During the 1990s, Professor Strachan studied the effects of outdoor air pollution and indoor air quality on respiratory disorders, and the possibility that chronic infections might increase the risk of cardiovascular disease. He continued to research specific aspects of the “hygiene hypothesis” for allergic diseases.
During the 2000s, his research explored lifecourse influences on health in the British 1958 birth cohort, and he led the development of a nationally representative DNA collection, based on this cohort, for use in genetic epidemiology. This led to numerous international collaborations investigating combinations of genetic and environmental influences on disease, particularly respiratory and allergic conditions, and cardiovascular risk factors.
Professor Strachan was a member of the UK Biobank Protocol Development Committee in 2002-2003. Following completion in 2010 of the first round of fieldwork in this national study of over 500,000 adults, he investigated how well measurements of lung function predict subsequent mortality and non-fatal illnesses, particularly in lifelong non-smokers. He was co-investigator on the first genetic study in UK Biobank (UK BiLEVE) which investigated the interaction between genetic variants and smoking habits in determining lung function.
Currently, Professor Strachan is collaborating with colleagues at St George’s and Kingston Universities to automate the processing of retinal photographs from UK Biobank and explore whether the size or shape of retinal blood vessels may predict cardiovascular complications.
Throughout his 30-year research career at St George’s, Professor Strachan has been actively involved in international collaborations. He was a founder member of the International Study of Asthma and Allergies in Childhood which expanded over 20 years (1992-2012) to form a global network of over 300 study centres. He developed a close liaison with the ISAAC Data Centres at the University of Auckland, New Zealand and University of Ulm, Germany. From 2007 to 2017 he provided mentorship and supervision of the ISAAC group in Ulm, following the untimely death of the institute director there. From 2012, ISAAC evolved into the Global Asthma Network (GAN), on which he continues to serve as a steering group member.
Professor Strachan has published more than 450 peer-reviewed journal papers. He has a lifetime h-index of over 100 (having published more than 100 papers each of which has been cited at least 100 times). More than ten of these papers have been cited at least 1000 times. In five successive years (2014 to 2018), he was included in the Thomson Reuters (later Clarivate Analytics) List of Highly Cited Researchers.

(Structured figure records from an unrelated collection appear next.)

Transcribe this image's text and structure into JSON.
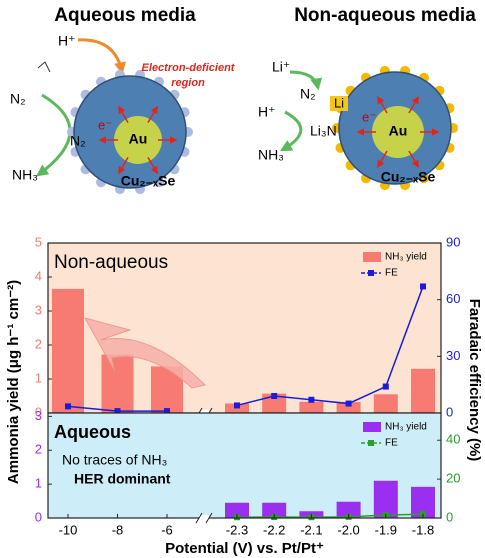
{
  "diagrams": {
    "aqueous": {
      "title": "Aqueous media",
      "h_plus": "H⁺",
      "n2_out": "N₂",
      "n2_in": "N₂",
      "nh3": "NH₃",
      "region": [
        "Electron-deficient",
        "region"
      ],
      "e": "e⁻",
      "au": "Au",
      "shell": "Cu₂₋ₓSe"
    },
    "non_aqueous": {
      "title": "Non-aqueous media",
      "li_plus": "Li⁺",
      "n2": "N₂",
      "li": "Li",
      "h_plus": "H⁺",
      "li3n": "Li₃N",
      "nh3": "NH₃",
      "e": "e⁻",
      "au": "Au",
      "shell": "Cu₂₋ₓSe"
    }
  },
  "chart_data": [
    {
      "type": "combo",
      "label": "Non-aqueous",
      "background": "#fde4d2",
      "legend": "upper right",
      "ylabel": "Ammonia yield (μg h⁻¹ cm⁻²)",
      "y2label": "Faradaic efficiency (%)",
      "ylim": [
        0,
        5
      ],
      "yticks": [
        0,
        1,
        2,
        3,
        4,
        5
      ],
      "y2lim": [
        0,
        90
      ],
      "y2ticks": [
        0,
        30,
        60,
        90
      ],
      "series": [
        {
          "name": "NH₃ yield",
          "kind": "bar",
          "color": "#f77b72",
          "values": [
            3.65,
            1.72,
            1.37,
            0.28,
            0.57,
            0.33,
            0.32,
            0.55,
            1.3
          ]
        },
        {
          "name": "FE",
          "kind": "line",
          "axis": "y2",
          "color": "#1c1cd8",
          "values": [
            3.5,
            1,
            1,
            4,
            9,
            7,
            5,
            14,
            67
          ]
        }
      ]
    },
    {
      "type": "combo",
      "label": "Aqueous",
      "background": "#cdeef8",
      "legend": "upper right",
      "annotations": [
        "No traces of NH₃",
        "HER dominant"
      ],
      "categories": [
        "-10",
        "-8",
        "-6",
        "-2.3",
        "-2.2",
        "-2.1",
        "-2.0",
        "-1.9",
        "-1.8"
      ],
      "xlabel": "Potential (V) vs. Pt/Pt⁺",
      "ylim": [
        0,
        3.1
      ],
      "yticks": [
        0,
        1,
        2,
        3
      ],
      "y2lim": [
        0,
        54
      ],
      "y2ticks": [
        0,
        20,
        40
      ],
      "series": [
        {
          "name": "NH₃ yield",
          "kind": "bar",
          "color": "#9b2ff0",
          "values": [
            null,
            null,
            null,
            0.45,
            0.45,
            0.2,
            0.48,
            1.1,
            0.92
          ]
        },
        {
          "name": "FE",
          "kind": "line",
          "axis": "y2",
          "color": "#2a9d2a",
          "values": [
            null,
            null,
            null,
            0.4,
            0.5,
            0.4,
            0.6,
            1.5,
            2
          ]
        }
      ]
    }
  ]
}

This is a list of researchers worldwide who are ranked among the top 1% most cited for their subject field and year of publication.

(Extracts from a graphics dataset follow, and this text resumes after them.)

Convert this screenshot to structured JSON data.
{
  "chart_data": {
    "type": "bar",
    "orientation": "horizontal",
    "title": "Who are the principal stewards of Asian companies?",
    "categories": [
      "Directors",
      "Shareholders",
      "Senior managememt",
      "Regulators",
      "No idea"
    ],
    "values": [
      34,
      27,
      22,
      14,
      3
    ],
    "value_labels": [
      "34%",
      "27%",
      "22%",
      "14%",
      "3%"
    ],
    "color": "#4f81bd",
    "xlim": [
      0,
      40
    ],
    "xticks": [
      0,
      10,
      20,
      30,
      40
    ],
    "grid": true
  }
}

Professor Strachan contributes to undergraduate teaching and assessment in statistics, epidemiology and public health. He contributes to postgraduate (masters-level) teaching in critical appraisal and genetic epidemiology. He has supervised six internal PhD students to successful completion, and is currently co-supervisor for one external PhD student. He represents non-laboratory research at St George’s within the steering group of the MRC-funded Doctoral Training Partnership with the London School of Hygiene and Tropical Medicine.